Martha Sheil (born December 31, 1949) is an American operatic soprano who made her professional opera debut as the Contessa in Le nozze di Figaro at the New York City Opera under the baton of Julius Rudel. She went on to be a professor of voice at the University of Michigan School of Music, Theatre & Dance for over 30 years before her retirement in 2015.

==Early years==
Sheil was born in Iowa, and participated in music in high school before leaving to attend the Curtis Institute of Music where she received both an undergraduate degree in voice and a graduate degree in opera. She coached and was taught by many greats, including Felix Popper, Licia Albanese, Otto Guth and most notably, wagnerian soprano Margaret Harshaw.

==Career==
Sheil made her professional debut in 1975 as Alice Ford in Falstaff, and went on to make her debut at New York City Opera in 1976 as The Countess in The Marriage of Figaro. During this time, she also sang Mimi and Musetta in La Boheme, The Mozart heroines, and Suor Angelica. and many other roles.

After making her debut with the New York City Opera, Sheil performed 15 roles with the company over the course of six years, most notably in the world premiere of Dominick Argento Miss Havisham's Fire (1979). Sheil made her European debut at the Luzerner Theater in Switzerland where she sang for several seasons, as well as at the Heidelberger Schlossfestspiele.

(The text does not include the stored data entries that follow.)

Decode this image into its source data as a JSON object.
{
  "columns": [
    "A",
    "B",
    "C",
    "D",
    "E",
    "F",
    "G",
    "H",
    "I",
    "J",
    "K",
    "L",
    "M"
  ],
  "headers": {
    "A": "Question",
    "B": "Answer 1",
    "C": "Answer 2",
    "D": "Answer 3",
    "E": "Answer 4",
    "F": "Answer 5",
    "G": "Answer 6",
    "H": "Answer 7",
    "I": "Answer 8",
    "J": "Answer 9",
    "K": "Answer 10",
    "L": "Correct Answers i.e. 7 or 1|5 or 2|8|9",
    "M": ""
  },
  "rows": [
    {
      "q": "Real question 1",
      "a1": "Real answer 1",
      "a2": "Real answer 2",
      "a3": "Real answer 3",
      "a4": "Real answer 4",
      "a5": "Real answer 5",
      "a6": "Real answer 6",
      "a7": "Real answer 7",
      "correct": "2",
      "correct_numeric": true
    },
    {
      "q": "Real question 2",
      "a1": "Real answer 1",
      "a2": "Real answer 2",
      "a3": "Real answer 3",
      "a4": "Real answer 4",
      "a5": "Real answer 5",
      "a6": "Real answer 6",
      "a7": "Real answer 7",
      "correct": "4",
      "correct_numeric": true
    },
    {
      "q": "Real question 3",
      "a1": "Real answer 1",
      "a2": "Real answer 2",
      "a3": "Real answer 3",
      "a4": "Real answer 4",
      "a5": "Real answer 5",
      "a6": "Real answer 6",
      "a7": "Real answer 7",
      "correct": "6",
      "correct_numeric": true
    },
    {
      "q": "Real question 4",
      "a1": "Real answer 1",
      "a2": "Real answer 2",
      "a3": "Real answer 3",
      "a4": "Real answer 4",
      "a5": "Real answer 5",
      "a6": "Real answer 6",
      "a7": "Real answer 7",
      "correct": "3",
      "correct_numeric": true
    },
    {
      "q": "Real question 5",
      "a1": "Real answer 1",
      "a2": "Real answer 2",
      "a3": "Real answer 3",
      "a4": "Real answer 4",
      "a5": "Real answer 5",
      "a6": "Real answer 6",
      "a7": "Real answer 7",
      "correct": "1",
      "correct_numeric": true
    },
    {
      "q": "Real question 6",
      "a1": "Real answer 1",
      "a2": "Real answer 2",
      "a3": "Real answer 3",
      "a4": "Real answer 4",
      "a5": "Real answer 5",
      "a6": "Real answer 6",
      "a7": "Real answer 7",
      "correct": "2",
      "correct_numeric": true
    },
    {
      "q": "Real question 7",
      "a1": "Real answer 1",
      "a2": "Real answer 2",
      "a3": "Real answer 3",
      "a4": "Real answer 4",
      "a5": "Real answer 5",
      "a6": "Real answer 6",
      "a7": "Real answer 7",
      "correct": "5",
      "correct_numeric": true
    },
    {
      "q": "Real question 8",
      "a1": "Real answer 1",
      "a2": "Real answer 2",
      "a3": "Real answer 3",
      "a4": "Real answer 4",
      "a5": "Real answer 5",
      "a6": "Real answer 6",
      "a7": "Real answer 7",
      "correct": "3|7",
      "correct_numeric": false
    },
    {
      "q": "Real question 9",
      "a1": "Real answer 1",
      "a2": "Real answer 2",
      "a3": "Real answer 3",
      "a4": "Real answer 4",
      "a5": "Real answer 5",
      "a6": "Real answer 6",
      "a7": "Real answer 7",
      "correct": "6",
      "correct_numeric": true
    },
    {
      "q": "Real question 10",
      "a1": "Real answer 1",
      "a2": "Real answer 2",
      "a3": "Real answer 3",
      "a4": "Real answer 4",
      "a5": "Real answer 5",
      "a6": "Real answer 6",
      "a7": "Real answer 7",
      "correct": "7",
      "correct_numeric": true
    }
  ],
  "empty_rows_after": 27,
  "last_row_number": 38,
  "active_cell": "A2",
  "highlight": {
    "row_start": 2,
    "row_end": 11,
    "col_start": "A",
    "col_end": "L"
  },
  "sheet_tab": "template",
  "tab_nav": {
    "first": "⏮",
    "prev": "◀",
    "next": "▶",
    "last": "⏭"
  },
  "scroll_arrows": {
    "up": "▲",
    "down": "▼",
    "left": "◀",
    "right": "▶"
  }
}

She later went on to specialize in the roles of Verdi and Puccini, sing the leading soprano roles of Tosca, Madama Butterfly, Aida, and Turandot. Sheil has also performed in Atlanta, Detroit, Cleveland, Los Angeles, Seattle, Hawaii, and the Kennedy Center, She is the recipient of many awards as both a singer and teacher, including the American Wagner Association Prize, the Minna-Kaufmann Ruud Competition and the 2014 Harold Haugh Award.